Angst is often something we all roll our eyes at, but when described and explored to the depth this anime does, I’d say it earns that bit of darkness. Rachel makes a fairly good character despite the fact that 90 percent of her dialogue consists of the words “kill” and “me,” and her psycho companion, Jack, actually gets some of the best lines in the whole show despite spending half of it cackling like he inhaled too much laughing gas.

Sadly though, that drama doesn’t extend to the other characters – the other psychos roaming around the building. Maybe these minor characters were explored more fully in the game, but since this is just a 12-episode show, their personalities were unfortunately drastically cut short.

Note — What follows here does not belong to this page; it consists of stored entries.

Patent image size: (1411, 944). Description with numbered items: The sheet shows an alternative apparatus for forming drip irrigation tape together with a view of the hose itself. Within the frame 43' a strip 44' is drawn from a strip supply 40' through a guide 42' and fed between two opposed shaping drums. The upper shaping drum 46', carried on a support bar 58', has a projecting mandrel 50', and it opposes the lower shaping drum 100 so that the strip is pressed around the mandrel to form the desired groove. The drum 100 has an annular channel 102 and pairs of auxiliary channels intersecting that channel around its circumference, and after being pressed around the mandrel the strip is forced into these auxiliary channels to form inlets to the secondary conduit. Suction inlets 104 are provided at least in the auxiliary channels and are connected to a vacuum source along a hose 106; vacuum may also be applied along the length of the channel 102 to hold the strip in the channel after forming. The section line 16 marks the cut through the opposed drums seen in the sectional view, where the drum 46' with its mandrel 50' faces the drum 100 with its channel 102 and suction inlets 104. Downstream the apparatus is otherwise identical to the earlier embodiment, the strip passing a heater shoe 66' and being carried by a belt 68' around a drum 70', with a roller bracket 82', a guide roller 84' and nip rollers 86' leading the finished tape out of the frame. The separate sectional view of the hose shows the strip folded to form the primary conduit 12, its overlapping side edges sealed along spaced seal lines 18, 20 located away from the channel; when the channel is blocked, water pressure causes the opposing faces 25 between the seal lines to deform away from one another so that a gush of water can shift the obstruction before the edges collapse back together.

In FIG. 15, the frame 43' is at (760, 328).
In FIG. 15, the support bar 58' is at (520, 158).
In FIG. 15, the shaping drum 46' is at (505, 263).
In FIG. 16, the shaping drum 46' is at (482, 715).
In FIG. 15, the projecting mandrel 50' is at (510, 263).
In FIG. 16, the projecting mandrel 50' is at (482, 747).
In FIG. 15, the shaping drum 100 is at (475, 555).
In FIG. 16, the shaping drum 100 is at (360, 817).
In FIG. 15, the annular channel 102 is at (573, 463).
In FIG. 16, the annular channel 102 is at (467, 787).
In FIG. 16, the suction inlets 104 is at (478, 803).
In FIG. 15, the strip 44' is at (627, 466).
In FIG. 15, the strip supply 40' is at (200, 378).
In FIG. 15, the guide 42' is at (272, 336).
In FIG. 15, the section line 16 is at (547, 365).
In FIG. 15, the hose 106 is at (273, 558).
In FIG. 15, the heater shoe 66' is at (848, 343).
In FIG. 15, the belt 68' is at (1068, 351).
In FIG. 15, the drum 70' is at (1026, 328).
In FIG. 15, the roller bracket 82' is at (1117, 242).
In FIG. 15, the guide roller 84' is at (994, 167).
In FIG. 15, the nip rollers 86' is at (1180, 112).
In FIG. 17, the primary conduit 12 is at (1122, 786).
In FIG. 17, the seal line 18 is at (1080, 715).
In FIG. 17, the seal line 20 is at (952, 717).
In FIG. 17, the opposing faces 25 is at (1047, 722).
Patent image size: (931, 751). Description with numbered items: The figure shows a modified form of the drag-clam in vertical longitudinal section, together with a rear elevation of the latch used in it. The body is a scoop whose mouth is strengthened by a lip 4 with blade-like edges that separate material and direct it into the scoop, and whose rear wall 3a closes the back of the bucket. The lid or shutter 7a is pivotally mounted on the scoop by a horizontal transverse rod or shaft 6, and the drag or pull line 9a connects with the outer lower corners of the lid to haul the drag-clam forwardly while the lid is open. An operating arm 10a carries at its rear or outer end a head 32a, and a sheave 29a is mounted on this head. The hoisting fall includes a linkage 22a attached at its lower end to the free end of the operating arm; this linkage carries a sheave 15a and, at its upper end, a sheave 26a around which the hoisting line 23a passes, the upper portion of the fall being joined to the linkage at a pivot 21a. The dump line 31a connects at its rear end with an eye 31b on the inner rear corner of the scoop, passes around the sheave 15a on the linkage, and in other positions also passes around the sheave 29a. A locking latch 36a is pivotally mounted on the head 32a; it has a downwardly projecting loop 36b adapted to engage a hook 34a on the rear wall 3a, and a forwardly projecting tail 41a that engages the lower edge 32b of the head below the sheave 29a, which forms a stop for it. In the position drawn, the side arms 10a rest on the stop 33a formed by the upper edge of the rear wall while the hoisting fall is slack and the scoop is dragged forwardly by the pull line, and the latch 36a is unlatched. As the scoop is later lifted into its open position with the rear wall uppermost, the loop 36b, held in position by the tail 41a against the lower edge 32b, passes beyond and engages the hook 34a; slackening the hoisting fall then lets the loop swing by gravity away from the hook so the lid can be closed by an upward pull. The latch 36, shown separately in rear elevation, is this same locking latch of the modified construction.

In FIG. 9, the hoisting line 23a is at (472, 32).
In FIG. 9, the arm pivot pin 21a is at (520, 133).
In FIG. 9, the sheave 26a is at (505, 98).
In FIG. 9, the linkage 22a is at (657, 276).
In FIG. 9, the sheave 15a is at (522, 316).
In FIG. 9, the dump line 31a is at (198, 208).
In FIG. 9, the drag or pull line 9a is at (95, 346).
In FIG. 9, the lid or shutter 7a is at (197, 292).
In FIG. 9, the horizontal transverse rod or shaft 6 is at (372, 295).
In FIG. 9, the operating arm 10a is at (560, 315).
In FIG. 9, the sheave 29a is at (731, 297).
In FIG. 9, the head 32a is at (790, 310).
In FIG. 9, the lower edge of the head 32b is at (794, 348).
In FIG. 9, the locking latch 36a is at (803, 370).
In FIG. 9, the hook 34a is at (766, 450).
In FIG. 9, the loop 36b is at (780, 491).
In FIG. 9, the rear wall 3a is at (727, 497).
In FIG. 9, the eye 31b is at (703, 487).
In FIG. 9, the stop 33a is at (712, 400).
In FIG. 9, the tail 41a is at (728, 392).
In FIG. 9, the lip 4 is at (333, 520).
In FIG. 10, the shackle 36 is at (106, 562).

They were reduced to just animation fodder, with a new villain every week prancing about on screen, trying – and failing – to be edgy. In the end, their personalities end up as generic as their designs – a little pumpkin kid, a clearly Dracula-inspired guy, a mad scientist and a dominatrix lady.

This anime also stutters a bit in the entertainment department; the original game was an RPG-style puzzle exploration game that involved roaming about in dark spaces, trying to find some vague clue that leads to the hint to the key to the door to the chest to the button until your brains turn to mush.

Of course, the developers must have realized that keeping all these elements in the anime would drive away all the impatient viewers who came to fuel their edge gauge, and the show has almost none of the puzzle elements left.

While this was a smart choice in some sense, this also means that what we do see of Jack and Rachel’s escape attempt is rather boring and simple. Finding a key to hit a button to the next location isn’t exactly the most riveting thing to watch, and a lot of the mystery elements that could have been explored were also cut short.

The pattern of most of the puzzles are also carbon-copy, with Jack’s ineptitude and Rachel’s constant need to find a solution to it; and no, it doesn’t make it any less dumb just because he admits that he’s stupid. You’d think anyone would realize that they’ve sat down in an electric chair without someone having to tell you that perhaps sitting in it might result in some burnt clothes and fried meat.

What this results in is a mixed bag of an anime that has drama, horror, thrills and mystery but, at the same time, not enough of it to really stick in any particular category. Rachel and Jack are good, but aside from them, the cast is bland. The story has some interesting elements but is cut short by ramblings about sin and god – typical of any edgy story. The action value, aside from some legitimately impressive animation, falls short and flat.

Satsuriku no Tenshi could have been quite good, and I can definitely see its potential; it’s just that it was better realized as a game where the player is free to spend as much time as they want on any portion of the story.

With the restrictions of having to watch it in 12 20-minute intervals, the storytelling choices are inevitably limited. That being said, I’m still impressed by the developers; they managed to make the best they could out of rather unforgiving circumstances. Unfortunately, while I give them an A for effort, I cannot be so kind to the show itself.